Method: We collected AMI subjects who received PPCI in our hospital from 2004 Jan. 01 to 2007 Dec.31. We compare door-to balloon time and clinical outcome before- (from 2004. Jan.01 to 2006 Jun.30) and after- (2006 Jul. 01 to 2007 Dec.31) intra-hospital administration interventions. These interventions included inter-department coordination, regular combined meeting; staff education, cardiology specialist stay in hospital even during off-time and set up AMI-PPCI standard procedure.
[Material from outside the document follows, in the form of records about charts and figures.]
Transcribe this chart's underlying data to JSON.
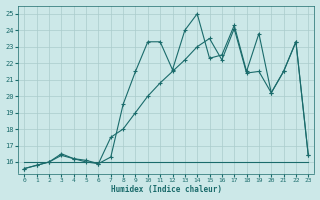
{
  "bg_color": "#cce8e8",
  "grid_color": "#aacccc",
  "line_color": "#1a6b6b",
  "xlim": [
    -0.5,
    23.5
  ],
  "ylim": [
    15.3,
    25.5
  ],
  "yticks": [
    16,
    17,
    18,
    19,
    20,
    21,
    22,
    23,
    24,
    25
  ],
  "xticks": [
    0,
    1,
    2,
    3,
    4,
    5,
    6,
    7,
    8,
    9,
    10,
    11,
    12,
    13,
    14,
    15,
    16,
    17,
    18,
    19,
    20,
    21,
    22,
    23
  ],
  "xlabel": "Humidex (Indice chaleur)",
  "line1_x": [
    0,
    1,
    2,
    3,
    4,
    5,
    6,
    7,
    8,
    9,
    10,
    11,
    12,
    13,
    14,
    15,
    16,
    17,
    18,
    19,
    20,
    21,
    22,
    23
  ],
  "line1_y": [
    15.6,
    15.8,
    16.0,
    16.5,
    16.2,
    16.1,
    15.9,
    16.3,
    19.5,
    21.5,
    23.3,
    23.3,
    21.6,
    24.0,
    25.0,
    22.3,
    22.5,
    24.3,
    21.5,
    23.8,
    20.2,
    21.5,
    23.3,
    16.4
  ],
  "line2_x": [
    0,
    1,
    2,
    3,
    4,
    5,
    6,
    7,
    8,
    9,
    10,
    11,
    12,
    13,
    14,
    15,
    16,
    17,
    18,
    19,
    20,
    21,
    22,
    23
  ],
  "line2_y": [
    15.6,
    15.8,
    16.0,
    16.4,
    16.2,
    16.0,
    15.9,
    17.5,
    18.0,
    19.0,
    20.0,
    20.8,
    21.5,
    22.2,
    23.0,
    23.5,
    22.2,
    24.1,
    21.4,
    21.5,
    20.2,
    21.5,
    23.3,
    16.4
  ],
  "line3_x": [
    0,
    23
  ],
  "line3_y": [
    16.0,
    16.0
  ]
}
Results: Totally 225 consecutive AMI subjects recruited and age was 63.4 ± 13.5 years, male accounted for 79.1%. There were no significant difference in patient’s characteristics between before-intervention group (114 cases) and after-intervention group (111 cases). Our data demonstrated administration interventions shorted door-to-I.V. set time significantly by 13 minutes (from 39 ± 10.1 to 16.7 ± 6.6 min, p<0.05), door-to-cardiology visit time was shorted by 72 minutes (from 185.9 ± 26.9 to 113.9 ± 15.9 min, p<0.05), door-to-cath lab time was shorted by 31 minutes (from 276 ± 24.6 to 245.3 ± 27.5 min, p<0.05), and door-to-balloon time was shorted by 46 minutes (from 308 ± 25.3 to 261.8 ± 27.8 min, p<0.05) in the after-intervention group. These interventions improved patients’ outcome in decrease of severity of illness (Killip Classification) and reduction of need of repeat revascularization (re-PCI 39.5% to 6.3%, p<0.05) significantly, but no significant differences was found in mortality rate (6.1% vs. 8.1%) between two groups.
Conclusion: This is the first study in Taiwan to show that intra-hospital administration effort including education, inter-department coordination, regular combined meeting and cardiology specialist standby in hospital in off-time can short the door-to-balloon time and provide better clinical outcome in patients who received PPCI for acute myocardial injury.